March 17, 2010 |  9:43 am

Thailand-Cacee-Jessica-Ken-with-locals

Not gonna lie: It isn't pretty.

Just 1 million viewers tuned in to the Monday premiere of Jessica Simpson's "The Price of Beauty," a new VH1 documentary series chronicling her journey around the world in search of what beauty means in different cultures.

To put that in perspective, the premiere was beat by far less-hyped programming on cable, everything from a rerun of "NCIS," a TruTV series called "Operation Repo" and BET's "Rip the Runway" to Food Network's "Diners, Drive-Ins and Dives" and History Channel's "Pawn Stars."

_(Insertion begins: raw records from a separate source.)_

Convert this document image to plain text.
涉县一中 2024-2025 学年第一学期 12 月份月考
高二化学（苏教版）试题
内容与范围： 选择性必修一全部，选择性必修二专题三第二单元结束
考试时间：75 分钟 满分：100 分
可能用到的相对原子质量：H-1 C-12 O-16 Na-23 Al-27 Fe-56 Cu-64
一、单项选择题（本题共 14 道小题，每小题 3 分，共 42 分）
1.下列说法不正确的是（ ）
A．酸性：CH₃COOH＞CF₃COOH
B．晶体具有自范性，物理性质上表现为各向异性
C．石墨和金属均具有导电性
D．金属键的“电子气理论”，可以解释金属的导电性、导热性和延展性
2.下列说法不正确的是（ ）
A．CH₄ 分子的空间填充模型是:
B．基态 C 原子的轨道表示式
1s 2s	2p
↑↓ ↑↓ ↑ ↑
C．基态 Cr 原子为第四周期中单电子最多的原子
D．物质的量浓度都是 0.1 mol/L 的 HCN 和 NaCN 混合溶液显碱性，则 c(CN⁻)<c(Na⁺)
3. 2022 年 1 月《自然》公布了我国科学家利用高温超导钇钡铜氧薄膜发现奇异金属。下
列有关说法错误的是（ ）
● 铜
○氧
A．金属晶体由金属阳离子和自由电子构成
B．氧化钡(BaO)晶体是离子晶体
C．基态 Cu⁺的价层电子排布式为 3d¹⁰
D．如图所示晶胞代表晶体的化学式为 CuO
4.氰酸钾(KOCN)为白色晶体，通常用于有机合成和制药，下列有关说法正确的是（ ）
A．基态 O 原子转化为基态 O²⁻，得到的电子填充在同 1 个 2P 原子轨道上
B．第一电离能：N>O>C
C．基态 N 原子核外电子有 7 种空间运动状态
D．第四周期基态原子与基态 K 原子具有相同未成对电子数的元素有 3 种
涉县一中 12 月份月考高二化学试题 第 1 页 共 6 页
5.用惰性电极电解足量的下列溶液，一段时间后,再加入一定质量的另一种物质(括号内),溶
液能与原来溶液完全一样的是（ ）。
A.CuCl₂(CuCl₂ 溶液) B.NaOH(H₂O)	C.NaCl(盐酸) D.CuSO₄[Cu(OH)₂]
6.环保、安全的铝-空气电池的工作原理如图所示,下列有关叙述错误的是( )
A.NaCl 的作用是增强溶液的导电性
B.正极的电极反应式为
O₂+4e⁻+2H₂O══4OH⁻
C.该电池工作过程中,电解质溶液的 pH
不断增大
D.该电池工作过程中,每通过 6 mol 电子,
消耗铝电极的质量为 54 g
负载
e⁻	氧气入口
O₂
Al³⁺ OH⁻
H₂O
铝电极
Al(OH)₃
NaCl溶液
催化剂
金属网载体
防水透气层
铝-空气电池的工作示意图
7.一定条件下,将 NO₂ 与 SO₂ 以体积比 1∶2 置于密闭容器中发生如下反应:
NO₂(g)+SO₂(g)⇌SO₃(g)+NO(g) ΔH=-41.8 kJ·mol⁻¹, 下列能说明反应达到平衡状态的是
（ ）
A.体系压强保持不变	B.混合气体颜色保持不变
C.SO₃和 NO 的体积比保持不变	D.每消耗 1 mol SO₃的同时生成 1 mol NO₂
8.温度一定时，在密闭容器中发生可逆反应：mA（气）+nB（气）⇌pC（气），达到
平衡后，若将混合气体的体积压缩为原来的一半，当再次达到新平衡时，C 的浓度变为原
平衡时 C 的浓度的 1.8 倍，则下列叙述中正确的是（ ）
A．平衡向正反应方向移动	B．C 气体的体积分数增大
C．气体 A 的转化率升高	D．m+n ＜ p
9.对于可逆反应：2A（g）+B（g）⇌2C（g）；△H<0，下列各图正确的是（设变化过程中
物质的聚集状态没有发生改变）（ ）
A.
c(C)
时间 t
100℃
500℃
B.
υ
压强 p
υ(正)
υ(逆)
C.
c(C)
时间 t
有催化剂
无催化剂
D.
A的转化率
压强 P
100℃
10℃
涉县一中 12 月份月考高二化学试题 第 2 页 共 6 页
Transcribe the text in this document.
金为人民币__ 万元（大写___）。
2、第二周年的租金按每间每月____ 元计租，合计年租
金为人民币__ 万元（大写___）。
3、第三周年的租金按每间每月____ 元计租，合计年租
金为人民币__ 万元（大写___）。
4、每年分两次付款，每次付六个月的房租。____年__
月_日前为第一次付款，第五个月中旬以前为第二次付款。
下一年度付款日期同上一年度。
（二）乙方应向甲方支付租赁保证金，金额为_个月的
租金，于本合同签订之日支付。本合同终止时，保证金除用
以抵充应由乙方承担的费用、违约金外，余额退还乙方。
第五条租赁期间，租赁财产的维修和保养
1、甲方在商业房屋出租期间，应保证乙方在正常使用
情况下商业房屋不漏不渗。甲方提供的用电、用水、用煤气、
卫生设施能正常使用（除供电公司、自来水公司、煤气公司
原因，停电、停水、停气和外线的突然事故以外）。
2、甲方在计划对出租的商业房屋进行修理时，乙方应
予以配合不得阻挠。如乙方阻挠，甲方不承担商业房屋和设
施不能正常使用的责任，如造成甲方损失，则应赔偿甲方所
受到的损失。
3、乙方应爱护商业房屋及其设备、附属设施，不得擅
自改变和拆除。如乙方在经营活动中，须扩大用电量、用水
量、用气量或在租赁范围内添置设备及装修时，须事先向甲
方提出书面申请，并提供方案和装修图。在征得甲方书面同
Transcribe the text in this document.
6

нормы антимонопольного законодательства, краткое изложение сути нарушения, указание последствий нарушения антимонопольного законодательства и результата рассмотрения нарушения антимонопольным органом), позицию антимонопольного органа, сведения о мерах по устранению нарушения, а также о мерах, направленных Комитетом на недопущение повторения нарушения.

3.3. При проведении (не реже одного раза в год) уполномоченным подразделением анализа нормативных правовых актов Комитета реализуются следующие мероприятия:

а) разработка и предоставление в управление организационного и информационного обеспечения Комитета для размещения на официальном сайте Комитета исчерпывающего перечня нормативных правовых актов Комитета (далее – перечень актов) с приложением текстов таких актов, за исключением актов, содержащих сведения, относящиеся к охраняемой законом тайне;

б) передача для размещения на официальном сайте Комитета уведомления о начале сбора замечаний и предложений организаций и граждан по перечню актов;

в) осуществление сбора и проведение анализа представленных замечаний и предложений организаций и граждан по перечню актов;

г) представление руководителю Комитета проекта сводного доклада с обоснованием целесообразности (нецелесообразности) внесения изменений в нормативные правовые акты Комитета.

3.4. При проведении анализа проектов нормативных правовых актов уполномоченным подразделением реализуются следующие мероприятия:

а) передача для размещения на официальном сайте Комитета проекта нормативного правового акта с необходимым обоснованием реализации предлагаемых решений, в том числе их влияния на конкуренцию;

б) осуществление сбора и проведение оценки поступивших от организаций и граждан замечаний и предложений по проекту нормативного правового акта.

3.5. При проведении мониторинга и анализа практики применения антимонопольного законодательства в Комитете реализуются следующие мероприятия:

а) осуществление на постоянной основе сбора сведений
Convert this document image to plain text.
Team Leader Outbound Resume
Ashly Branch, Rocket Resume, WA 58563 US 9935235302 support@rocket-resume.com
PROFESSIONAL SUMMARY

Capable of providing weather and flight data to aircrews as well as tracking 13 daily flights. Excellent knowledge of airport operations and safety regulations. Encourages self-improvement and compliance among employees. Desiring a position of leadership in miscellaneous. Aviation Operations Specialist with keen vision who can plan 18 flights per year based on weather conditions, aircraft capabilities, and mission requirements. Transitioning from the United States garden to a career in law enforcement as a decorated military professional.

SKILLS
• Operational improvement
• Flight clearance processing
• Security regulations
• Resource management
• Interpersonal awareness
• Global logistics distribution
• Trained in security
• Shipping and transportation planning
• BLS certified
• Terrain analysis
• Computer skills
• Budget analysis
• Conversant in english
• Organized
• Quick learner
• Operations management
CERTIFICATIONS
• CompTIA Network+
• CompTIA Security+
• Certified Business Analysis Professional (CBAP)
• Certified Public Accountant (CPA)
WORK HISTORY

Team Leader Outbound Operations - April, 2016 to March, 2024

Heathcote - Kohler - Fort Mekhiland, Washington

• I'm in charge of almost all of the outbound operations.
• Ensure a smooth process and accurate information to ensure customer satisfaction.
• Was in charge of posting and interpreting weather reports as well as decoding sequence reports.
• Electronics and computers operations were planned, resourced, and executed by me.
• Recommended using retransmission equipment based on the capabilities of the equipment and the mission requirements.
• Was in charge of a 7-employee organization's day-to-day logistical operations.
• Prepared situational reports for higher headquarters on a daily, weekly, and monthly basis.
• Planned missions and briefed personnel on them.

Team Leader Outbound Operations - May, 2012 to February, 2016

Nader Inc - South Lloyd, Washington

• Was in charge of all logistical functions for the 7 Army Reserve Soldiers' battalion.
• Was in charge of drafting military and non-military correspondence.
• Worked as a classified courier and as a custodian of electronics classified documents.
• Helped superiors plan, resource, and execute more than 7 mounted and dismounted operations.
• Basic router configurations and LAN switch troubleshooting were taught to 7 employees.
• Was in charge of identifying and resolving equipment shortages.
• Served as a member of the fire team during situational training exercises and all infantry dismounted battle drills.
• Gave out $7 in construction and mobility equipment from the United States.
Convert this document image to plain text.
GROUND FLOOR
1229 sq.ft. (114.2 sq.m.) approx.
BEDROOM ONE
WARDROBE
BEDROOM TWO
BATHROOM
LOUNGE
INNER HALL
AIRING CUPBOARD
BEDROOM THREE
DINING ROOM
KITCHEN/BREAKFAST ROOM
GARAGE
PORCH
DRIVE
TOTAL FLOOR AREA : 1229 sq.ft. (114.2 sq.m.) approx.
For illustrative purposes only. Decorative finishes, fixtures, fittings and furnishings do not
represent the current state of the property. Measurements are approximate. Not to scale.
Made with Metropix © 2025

The results are surprising: John Mayer had put Simpson back in the spotlight when he compared the former couple's bedroom activity to "sexual napalm" in an interview for Playboy magazine. And Simpson herself went all out to promote the show -- Oprah and David Letterman had her on earlier this month -- speaking candidly with anyone who would listen to her talk about Mayer's comments, being called fat in the media and her return to television (Simpson's first since MTV's "Newlyweds").

Ratings for "Price of Beauty" even paled in comparison to VH1's last high-profile launch, the reality series "Fantasia For Real," which last month debuted to 2.3 million viewers. (On the other hand, "Fantasia" numbers have since cooled significantly, and VH1 overall is in a bit of a slump: In February, the channel drew an average 644,000 viewers in prime time -- off 20% from February 2009.)

Could it be that viewers are suffering Simpson fatigue? Happy to see her as they page through the tabloids, but not wanting to tune in for a full half-hour? Or maybe no one's yet realized the show isn't entirely about Simpson. In its review of the show, Time magazine gave the series credit for being a less trashy reality TV option:

"While Simpson can be, shall we say, less than culturally sensitive at times (she gets a Thai massage and says she assumed it came with a "happy ending"), she comes across not snarky or superior but as a good-naturedly clueless American willing to learn something. It's not 'Frontline,' but it's a refreshing change from VH1's dating shows."